Dance class turns into life-passion
Professor Todd Wakefield has been teaching dance at UVU for 12 years. Before UVU, he taught at BYU and Timpanogos High School. He also performed on the UVU ballroom tour team for a year and a half, the BYU ballroom tour team for four years and BYU’s company for 5 years and Wakefield had the opportunity to travel and perform all over the world. At UVU he currently teaches intermediate ballroom and beginning social dance.
Through dance, Wakefield met his wife, Alison, and together they have four children, who are also involved in dance.
Wakefield’s passion for dance began his freshman year in college when he took a beginning social dance class.
“I was addicted,” Wakefield said. “I wanted to continue taking classes. I realized that I had a bit of a talent for it, which led to realizing that I could teach it.”
After just a year at BYU, Wakefield was given a job teaching dance technique while going to school.

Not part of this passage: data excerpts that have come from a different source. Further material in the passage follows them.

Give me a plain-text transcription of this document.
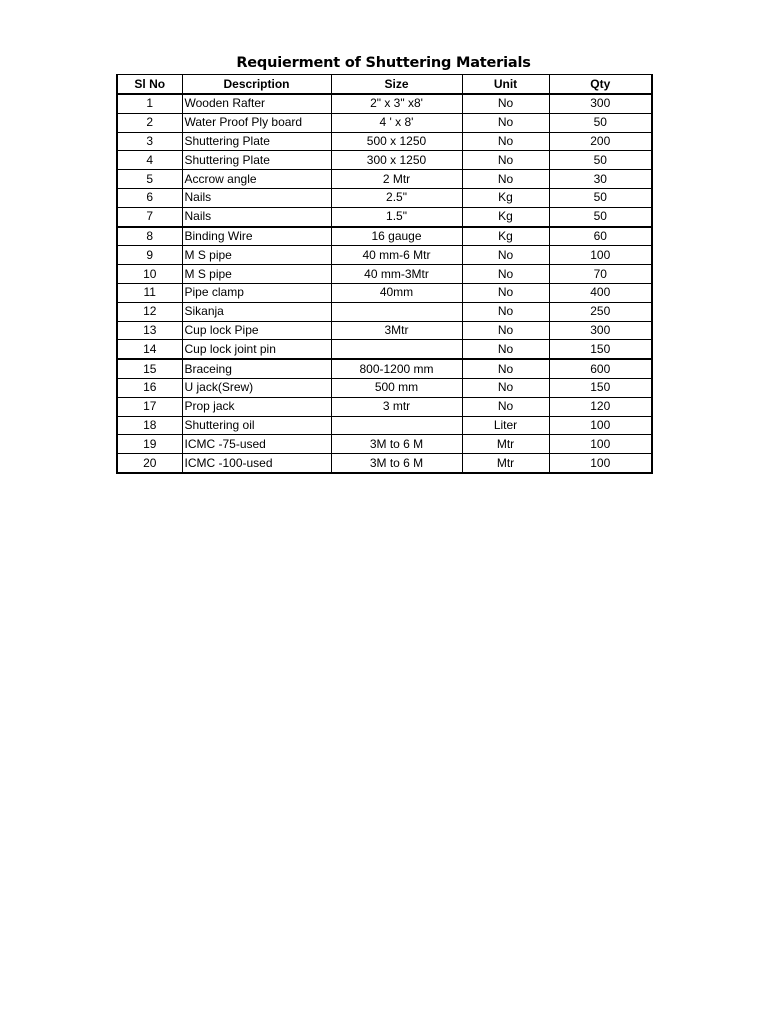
Requierment of Shuttering Materials
Sl No	Description	Size	Unit	Qty
1	Wooden Rafter	2" x 3" x8'	No	300
2	Water Proof Ply board	4 ' x 8'	No	50
3	Shuttering Plate	500 x 1250	No	200
4	Shuttering Plate	300 x 1250	No	50
5	Accrow angle	2 Mtr	No	30
6	Nails	2.5"	Kg	50
7	Nails	1.5"	Kg	50
8	Binding Wire	16 gauge	Kg	60
9	M S pipe	40 mm-6 Mtr	No	100
10	M S pipe	40 mm-3Mtr	No	70
11	Pipe clamp	40mm	No	400
12	Sikanja		No	250
13	Cup lock Pipe	3Mtr	No	300
14	Cup lock joint pin		No	150
15	Braceing	800-1200 mm	No	600
16	U jack(Srew)	500 mm	No	150
17	Prop jack	3 mtr	No	120
18	Shuttering oil		Liter	100
19	ICMC -75-used	3M to 6 M	Mtr	100
20	ICMC -100-used	3M to 6 M	Mtr	100
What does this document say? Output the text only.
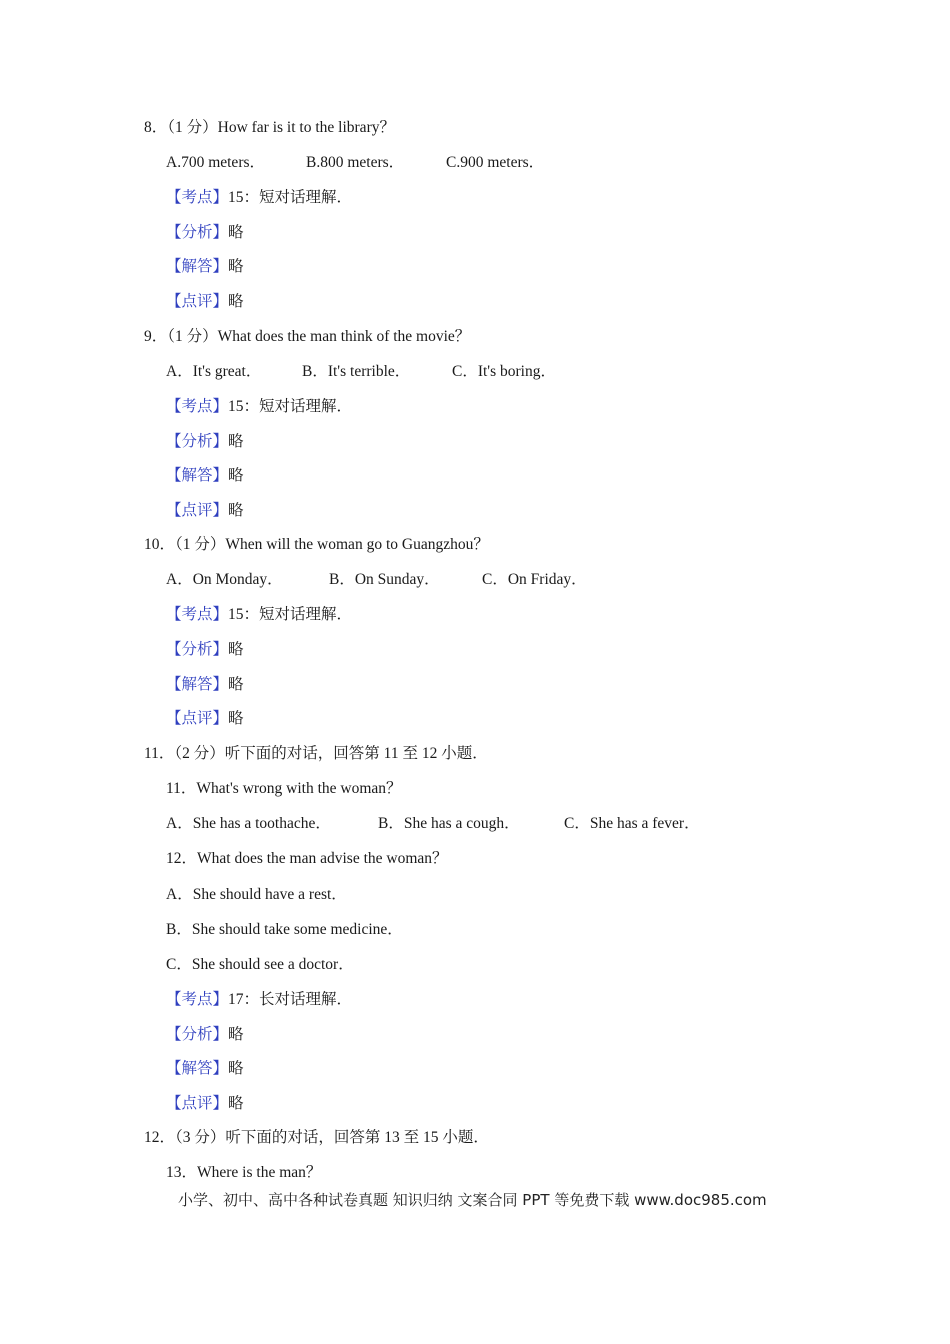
8．（1 分）How far is it to the library？
A.700 meters．	B.800 meters．	C.900 meters．
【考点】15：短对话理解．
【分析】略
【解答】略
【点评】略
9．（1 分）What does the man think of the movie？
A．It's great．	B．It's terrible．	C．It's boring．
【考点】15：短对话理解．
【分析】略
【解答】略
【点评】略
10．（1 分）When will the woman go to Guangzhou？
A．On Monday．	B．On Sunday．	C．On Friday．
【考点】15：短对话理解．
【分析】略
【解答】略
【点评】略
11．（2 分）听下面的对话，回答第 11 至 12 小题．
11．What's wrong with the woman？
A．She has a toothache．	B．She has a cough．	C．She has a fever．
12．What does the man advise the woman？
A．She should have a rest．
B．She should take some medicine．
C．She should see a doctor．
【考点】17：长对话理解．
【分析】略
【解答】略
【点评】略
12．（3 分）听下面的对话，回答第 13 至 15 小题．
13．Where is the man？
小学、初中、高中各种试卷真题 知识归纳 文案合同 PPT 等免费下载 www.doc985.com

After he graduated from BYU, the dance director at UVU called and offered him a job teaching ballroom and American social dance.
For Wakefield, the best part about teaching is helping students learn new skills and seeing their confidence in what they’re doing.
“I love teaching beginning American social dance. It’s new for everybody, and when they leave they’ll have a skill that they’ll use throughout life,” Wakefield said. “Dance builds confidence. No one leaves my classes with less confidence than when they walked in, and it’s good for college students to gain that confidence before going out in the world.”
Not only does Wakefield teach dance, he also helps with UVU’s DanceSport Festival every February. This year’s DanceSport Festival will be Feb. 22-23 in the PE building gym. The event is a competition for dancers from five years old to college age. Each year the DanceSport Festival has more than 600 competitors.
This year, Wakefield is helping out with the DanceSport Festival as a scrucineer. A scrucineer collects the results from the judges and tallies the scores.
“I love helping out with this event. It’s more like a sport,” Wakefield said. “The crowds are yelling and very energetic. Plus it’s great to come out and watch all of the local kids perform.”